With regard to Topic Nos. 19-22, the Court finds that they are reasonably calculated to lead to the discovery of admissible evidence. Queens may depose Kleinman on these topics, to the extent that she is able to respond to them.
Topic No. 23 is irrelevant and not reasonably calculated to lead to the discovery of admissible evidence. It is thus stricken.
Queens may depose Marquez as to Topic Nos. 24, 26, 27, 29 and 30 but only to the extent that and with regard to the time frame that Marquez adjusted Nguyen's claim.
Topic No. 25 is stricken for the reasons outlined above as to spoliation.
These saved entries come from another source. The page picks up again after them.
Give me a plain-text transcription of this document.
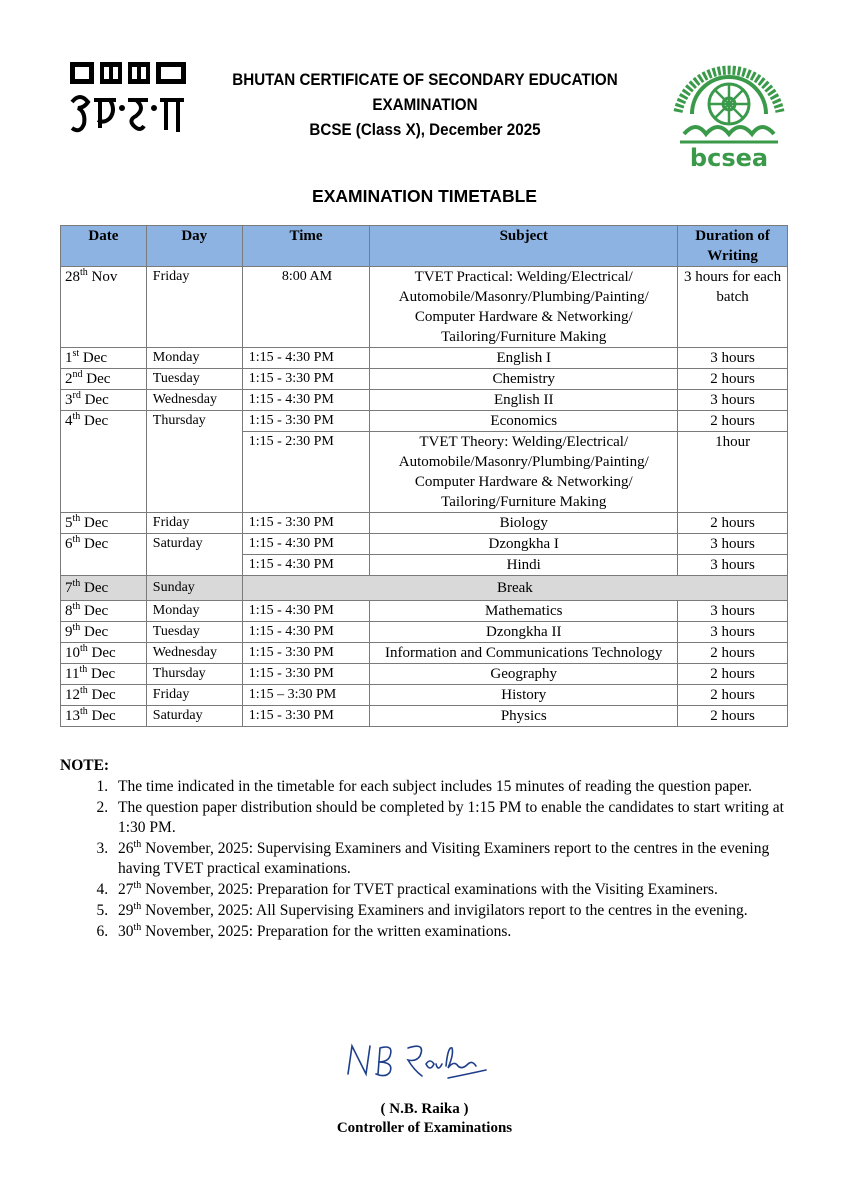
BHUTAN CERTIFICATE OF SECONDARY EDUCATION
EXAMINATION
BCSE (Class X), December 2025
bcsea
EXAMINATION TIMETABLE
Date	Day	Time	Subject	Duration of Writing
28th Nov	Friday	8:00 AM	TVET Practical: Welding/Electrical/ Automobile/Masonry/Plumbing/Painting/ Computer Hardware & Networking/ Tailoring/Furniture Making	3 hours for each batch
1st Dec	Monday	1:15 - 4:30 PM	English I	3 hours
2nd Dec	Tuesday	1:15 - 3:30 PM	Chemistry	2 hours
3rd Dec	Wednesday	1:15 - 4:30 PM	English II	3 hours
4th Dec	Thursday	1:15 - 3:30 PM	Economics	2 hours
		1:15 - 2:30 PM	TVET Theory: Welding/Electrical/ Automobile/Masonry/Plumbing/Painting/ Computer Hardware & Networking/ Tailoring/Furniture Making	1hour
5th Dec	Friday	1:15 - 3:30 PM	Biology	2 hours
6th Dec	Saturday	1:15 - 4:30 PM	Dzongkha I	3 hours
		1:15 - 4:30 PM	Hindi	3 hours
7th Dec	Sunday	Break		
8th Dec	Monday	1:15 - 4:30 PM	Mathematics	3 hours
9th Dec	Tuesday	1:15 - 4:30 PM	Dzongkha II	3 hours
10th Dec	Wednesday	1:15 - 3:30 PM	Information and Communications Technology	2 hours
11th Dec	Thursday	1:15 - 3:30 PM	Geography	2 hours
12th Dec	Friday	1:15 – 3:30 PM	History	2 hours
13th Dec	Saturday	1:15 - 3:30 PM	Physics	2 hours
NOTE:
1. The time indicated in the timetable for each subject includes 15 minutes of reading the question paper.
2. The question paper distribution should be completed by 1:15 PM to enable the candidates to start writing at 1:30 PM.
3. 26th November, 2025: Supervising Examiners and Visiting Examiners report to the centres in the evening having TVET practical examinations.
4. 27th November, 2025: Preparation for TVET practical examinations with the Visiting Examiners.
5. 29th November, 2025: All Supervising Examiners and invigilators report to the centres in the evening.
6. 30th November, 2025: Preparation for the written examinations.
( N.B. Raika )
Controller of Examinations
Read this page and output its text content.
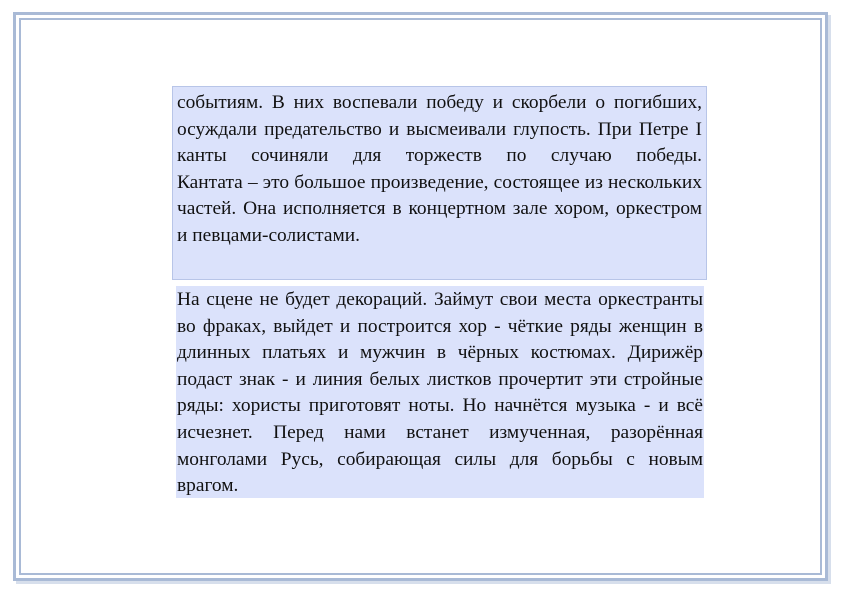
событиям. В них воспевали победу и скорбели о погибших, осуждали предательство и высмеивали глупость. При Петре I канты сочиняли для торжеств по случаю победы.

Кантата – это большое произведение, состоящее из нескольких частей. Она исполняется в концертном зале хором, оркестром и певцами-солистами.

На сцене не будет декораций. Займут свои места оркестранты во фраках, выйдет и построится хор - чёткие ряды женщин в длинных платьях и мужчин в чёрных костюмах. Дирижёр подаст знак - и линия белых листков прочертит эти стройные ряды: хористы приготовят ноты. Но начнётся музыка - и всё исчезнет. Перед нами встанет измученная, разорённая монголами Русь, собирающая силы для борьбы с новым врагом.
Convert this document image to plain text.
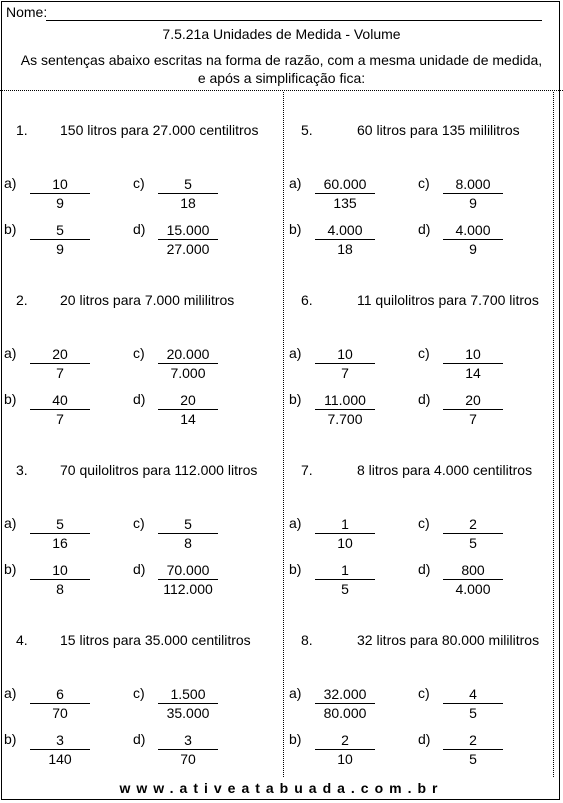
Nome:
7.5.21a Unidades de Medida - Volume
As sentenças abaixo escritas na forma de razão, com a mesma unidade de medida,
e após a simplificação fica:
1. 150 litros para 27.000 centilitros
$a) \frac{10}{9}$
$b) \frac{5}{9}$
$c) \frac{5}{18}$
$d) \frac{15.000}{27.000}$
2. 20 litros para 7.000 mililitros
$a) \frac{20}{7}$
$b) \frac{40}{7}$
$c) \frac{20.000}{7.000}$
$d) \frac{20}{14}$
3. 70 quilolitros para 112.000 litros
$a) \frac{5}{16}$
$b) \frac{10}{8}$
$c) \frac{5}{8}$
$d) \frac{70.000}{112.000}$
4. 15 litros para 35.000 centilitros
$a) \frac{6}{70}$
$b) \frac{3}{140}$
$c) \frac{1.500}{35.000}$
$d) \frac{3}{70}$
5.	60 litros para 135 mililitros
$a) \frac{60.000}{135}$
$b) \frac{4.000}{18}$
$c) \frac{8.000}{9}$
$d) \frac{4.000}{9}$
6.	11 quilolitros para 7.700 litros
$a) \frac{10}{7}$
$b) \frac{11.000}{7.700}$
$c) \frac{10}{14}$
$d) \frac{20}{7}$
7.	8 litros para 4.000 centilitros
$a) \frac{1}{10}$
$b) \frac{1}{5}$
$c) \frac{2}{5}$
$d) \frac{800}{4.000}$
8.	32 litros para 80.000 mililitros
$a) \frac{32.000}{80.000}$
$b) \frac{2}{10}$
$c) \frac{4}{5}$
$d) \frac{2}{5}$
www.ativeatabuada.com.br
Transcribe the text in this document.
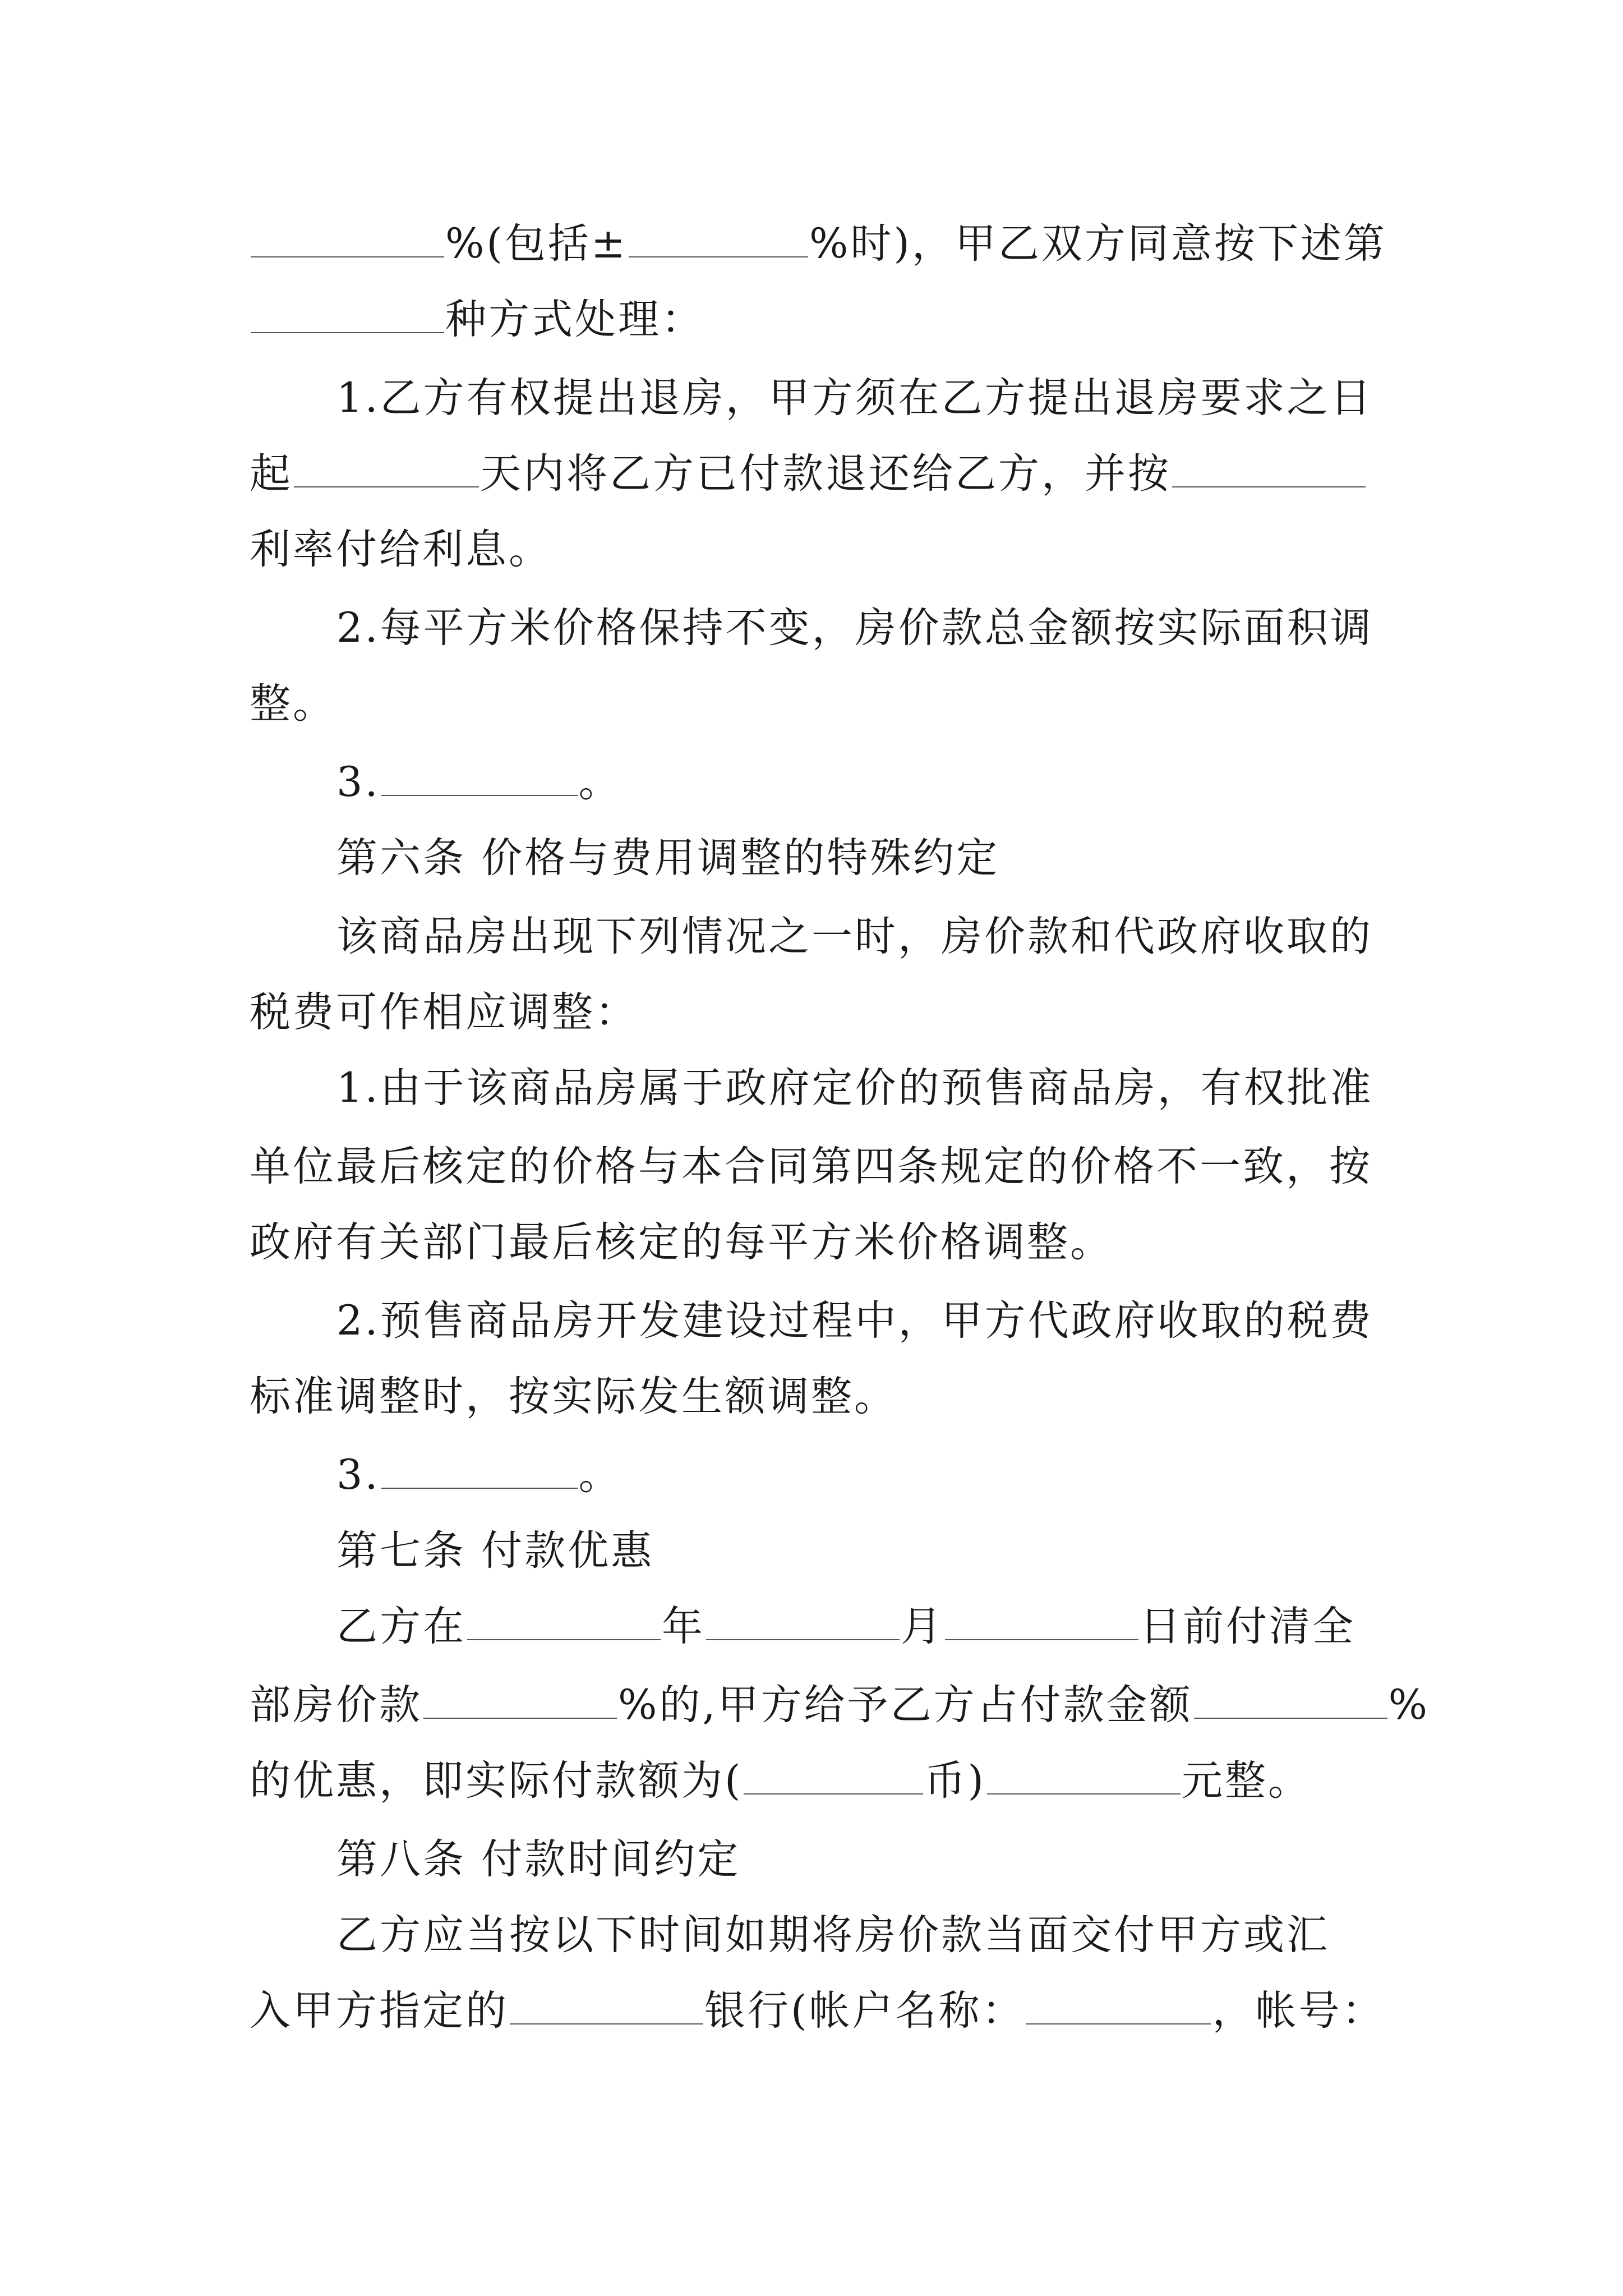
%(包括±	%时)，甲乙双方同意按下述第
种方式处理：
1.乙方有权提出退房，甲方须在乙方提出退房要求之日
起	天内将乙方已付款退还给乙方，并按
利率付给利息。
2.每平方米价格保持不变，房价款总金额按实际面积调
整。
3.	。
第六条 价格与费用调整的特殊约定
该商品房出现下列情况之一时，房价款和代政府收取的
税费可作相应调整：
1.由于该商品房属于政府定价的预售商品房，有权批准
单位最后核定的价格与本合同第四条规定的价格不一致，按
政府有关部门最后核定的每平方米价格调整。
2.预售商品房开发建设过程中，甲方代政府收取的税费
标准调整时，按实际发生额调整。
3.	。
第七条 付款优惠
乙方在	年	月	日前付清全
部房价款	%的,甲方给予乙方占付款金额	%
的优惠，即实际付款额为(	币)	元整。
第八条 付款时间约定
乙方应当按以下时间如期将房价款当面交付甲方或汇
入甲方指定的	银行(帐户名称：	，帐号：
And lastly, Topic No. 28 is stricken as it appears to seek information protected by the attorney-client and/or work-product privileges. Queens has not met its burden of demonstrating that it can not obtain the information from other sources.
IV. Conclusion
For the foregoing reasons,
IT IS ORDERED that the Motion to Compel Zurich American Insurance Company to Produce Corporate Representatives on Behalf of Queen's Machinery Co., Ltd. [Doc. #10] and the Motion for a Protective Order Under Fed. Rule Civil Proc. 26(c) [Doc. #16] are GRANTED IN PART and DENIED IN PART as outlined above.
New Orleans, Louisiana, this 7th day of August, 2014.